ANN ARBOR—”In the 19th century, as now, popular culture picked up on whatever issue was in the news, and in 1851 the issue of bloomers for women was a hot one,” says Peggy Daub, head of the University of Michigan’s Special Collections Library. “Our collection of sheet music includes two musical numbers in favor of bloomers and one against them.”

An illustrated sheet music cover from the 1850s, one of the pieces in the Thomas A. Edison Collection of American Sheet Music.

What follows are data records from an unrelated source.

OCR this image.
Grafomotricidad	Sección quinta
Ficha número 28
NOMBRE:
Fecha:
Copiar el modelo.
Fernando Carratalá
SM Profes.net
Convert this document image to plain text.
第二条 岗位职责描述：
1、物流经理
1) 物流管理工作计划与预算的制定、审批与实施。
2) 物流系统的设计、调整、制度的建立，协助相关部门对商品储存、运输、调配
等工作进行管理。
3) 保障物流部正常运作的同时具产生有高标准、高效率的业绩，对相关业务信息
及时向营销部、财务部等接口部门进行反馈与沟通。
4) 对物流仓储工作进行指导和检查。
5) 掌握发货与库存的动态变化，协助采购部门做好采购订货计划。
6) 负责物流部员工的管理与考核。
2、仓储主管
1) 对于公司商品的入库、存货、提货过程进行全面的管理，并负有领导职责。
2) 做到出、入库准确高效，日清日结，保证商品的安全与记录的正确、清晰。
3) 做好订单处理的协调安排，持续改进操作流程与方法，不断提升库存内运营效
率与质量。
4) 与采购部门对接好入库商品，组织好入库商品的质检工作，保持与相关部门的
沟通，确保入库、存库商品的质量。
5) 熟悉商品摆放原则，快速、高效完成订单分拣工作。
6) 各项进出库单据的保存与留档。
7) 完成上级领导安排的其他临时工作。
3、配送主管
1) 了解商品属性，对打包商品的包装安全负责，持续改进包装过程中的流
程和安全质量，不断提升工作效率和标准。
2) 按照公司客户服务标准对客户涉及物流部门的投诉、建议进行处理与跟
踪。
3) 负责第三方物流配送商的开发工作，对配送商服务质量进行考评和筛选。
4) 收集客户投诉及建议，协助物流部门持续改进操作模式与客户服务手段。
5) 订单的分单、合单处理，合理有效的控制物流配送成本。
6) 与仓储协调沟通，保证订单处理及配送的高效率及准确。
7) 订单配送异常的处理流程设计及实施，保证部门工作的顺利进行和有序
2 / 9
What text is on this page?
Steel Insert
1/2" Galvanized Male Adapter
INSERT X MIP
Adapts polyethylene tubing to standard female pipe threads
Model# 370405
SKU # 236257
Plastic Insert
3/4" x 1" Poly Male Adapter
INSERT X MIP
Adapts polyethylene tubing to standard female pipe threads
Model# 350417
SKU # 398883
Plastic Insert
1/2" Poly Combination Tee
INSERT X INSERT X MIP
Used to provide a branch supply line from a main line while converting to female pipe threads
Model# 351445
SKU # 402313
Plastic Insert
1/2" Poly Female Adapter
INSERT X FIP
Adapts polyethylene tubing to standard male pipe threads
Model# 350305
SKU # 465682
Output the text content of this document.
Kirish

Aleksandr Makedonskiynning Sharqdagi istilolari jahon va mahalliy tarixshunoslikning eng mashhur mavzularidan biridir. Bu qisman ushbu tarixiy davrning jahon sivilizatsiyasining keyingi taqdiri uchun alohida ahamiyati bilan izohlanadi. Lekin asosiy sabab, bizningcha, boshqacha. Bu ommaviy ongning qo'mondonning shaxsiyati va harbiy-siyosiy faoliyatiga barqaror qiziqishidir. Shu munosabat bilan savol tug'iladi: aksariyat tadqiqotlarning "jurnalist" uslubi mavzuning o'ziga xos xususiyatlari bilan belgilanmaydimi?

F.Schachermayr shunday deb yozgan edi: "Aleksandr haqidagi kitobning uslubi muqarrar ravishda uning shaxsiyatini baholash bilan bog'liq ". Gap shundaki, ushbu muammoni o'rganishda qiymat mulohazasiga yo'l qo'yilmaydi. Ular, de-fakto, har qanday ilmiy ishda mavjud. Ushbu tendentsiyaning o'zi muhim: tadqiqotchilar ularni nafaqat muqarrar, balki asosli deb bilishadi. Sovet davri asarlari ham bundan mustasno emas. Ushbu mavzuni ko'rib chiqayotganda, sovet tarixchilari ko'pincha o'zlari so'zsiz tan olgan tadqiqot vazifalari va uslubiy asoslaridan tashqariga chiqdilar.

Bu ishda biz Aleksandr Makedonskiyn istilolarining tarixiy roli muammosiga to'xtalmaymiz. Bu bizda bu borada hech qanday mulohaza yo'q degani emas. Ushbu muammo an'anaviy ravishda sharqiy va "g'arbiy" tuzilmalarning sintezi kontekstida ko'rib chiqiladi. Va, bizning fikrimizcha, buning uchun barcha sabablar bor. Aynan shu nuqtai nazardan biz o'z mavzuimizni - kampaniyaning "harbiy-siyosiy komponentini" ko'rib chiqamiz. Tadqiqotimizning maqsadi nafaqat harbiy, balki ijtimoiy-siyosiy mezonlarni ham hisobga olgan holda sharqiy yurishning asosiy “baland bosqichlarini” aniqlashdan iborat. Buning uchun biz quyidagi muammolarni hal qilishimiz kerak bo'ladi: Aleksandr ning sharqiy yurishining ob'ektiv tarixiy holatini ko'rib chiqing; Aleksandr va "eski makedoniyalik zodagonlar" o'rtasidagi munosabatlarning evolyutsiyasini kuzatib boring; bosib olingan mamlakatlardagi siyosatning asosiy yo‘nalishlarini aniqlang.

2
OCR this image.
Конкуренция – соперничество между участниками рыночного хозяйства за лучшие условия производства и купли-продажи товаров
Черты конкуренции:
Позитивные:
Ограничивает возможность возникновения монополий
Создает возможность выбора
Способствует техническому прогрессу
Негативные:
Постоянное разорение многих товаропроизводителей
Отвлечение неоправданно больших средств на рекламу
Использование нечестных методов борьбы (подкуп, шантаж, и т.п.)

U-M’s Thomas A. Edison Collection of American Sheet Music, comprising 100,000 pieces that represent what was happening in U.S. society at the time, is currently being cataloged by Library staff in preparation for microfilming. The cataloging process is concentrating on sorting and indexing the earliest 15,000 pieces in the collection, devoted to music of the pre-Civil War period.

Although there are other libraries around the country that boast outstanding collections of American music, none are as strong as Michigan’s in 19th century holdings.

The U-M collection encompasses American sheet music from the late 1790s to about 1924, including sheet music for well-known songs like “Auld Lang Syne” and “Coming Through the Rye.” Originally assembled by Thomas Alva Edison around 1896 to support his gramophone company, the collection was packed and shipped in 1921 to Henry Ford for inclusion with the Edison Laboratory in Greenfield Village. Ford’s wife gave it to a niece, and for years the collection was stored in the Grand Trunk Railroad depot in Swartz Creek, Mich. In 1964, Bly Corning, a Flint area manufacturer and collector of sheet music, bought the collection which at the time weighed a total of 17 tons. In 1989, U-M’s School of Music purchased the bulk of the collection thanks to an anonymous donor. The collection filled a semi-tractor trailer to the height of 5 feet when it was delivered in Ann Arbor.

Consistently ranked among the top five academic music research libraries in the country, the U-M Library maintains an extensive collection of books, scores, periodicals, microfilm, manuscripts, and recordings. It is renowned especially for its holdings of American music, early editions of works by the sons of J.S. Bach and works by women composers, largely of the 18th and 19th centuries, as well as Japanese music.